Jay Beitel (pictured top), mortgage attorney and partner at Polunsky Beitel Green, said two courts, one in Texas and the other in Florida, both led by judges appointed by President Donald Trump, came to completely different conclusions.
“The first one was in Florida in February, and the plaintiff was claiming that the real estate reporting regulation that FinCEN implemented and that went into effect on March the first was not properly authorized under the Bank Secrecy Act, and therefore they shouldn’t have to comply with it,” Beitel told Mortgage Professional America. “In Florida, the federal district court held that the rule was within the statutory language that it targets transactions that are suspicious and are relevant to potential violations of law. So essentially, they upheld the rule.”

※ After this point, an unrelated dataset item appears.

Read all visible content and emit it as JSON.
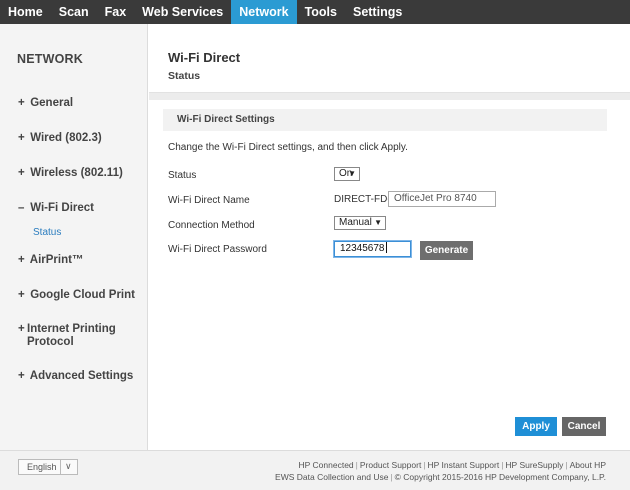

“Well, 30 days later, in March, there was a case in federal district court in Texas where the plaintiffs essentially claimed the identical issues. And the court said the fact that some bad actors have conducted non-financed real estate transactions does not make such transactions categorically suspicious. So the court in Texas said no, the rule does not fall within the authority of the Bank Secrecy Act, it isn’t authorized to impose such a requirement, and it vacated the rule.”
FinCEN steps in
Typically, rulings within a court circuit only apply within that specific circuit. This could mean that without FinCEN intervention, those in the Florida circuit’s jurisdiction would have to continue this reporting, while those in the Texas one would not. So FinCEN put the new rules on hold until this gets sorted out.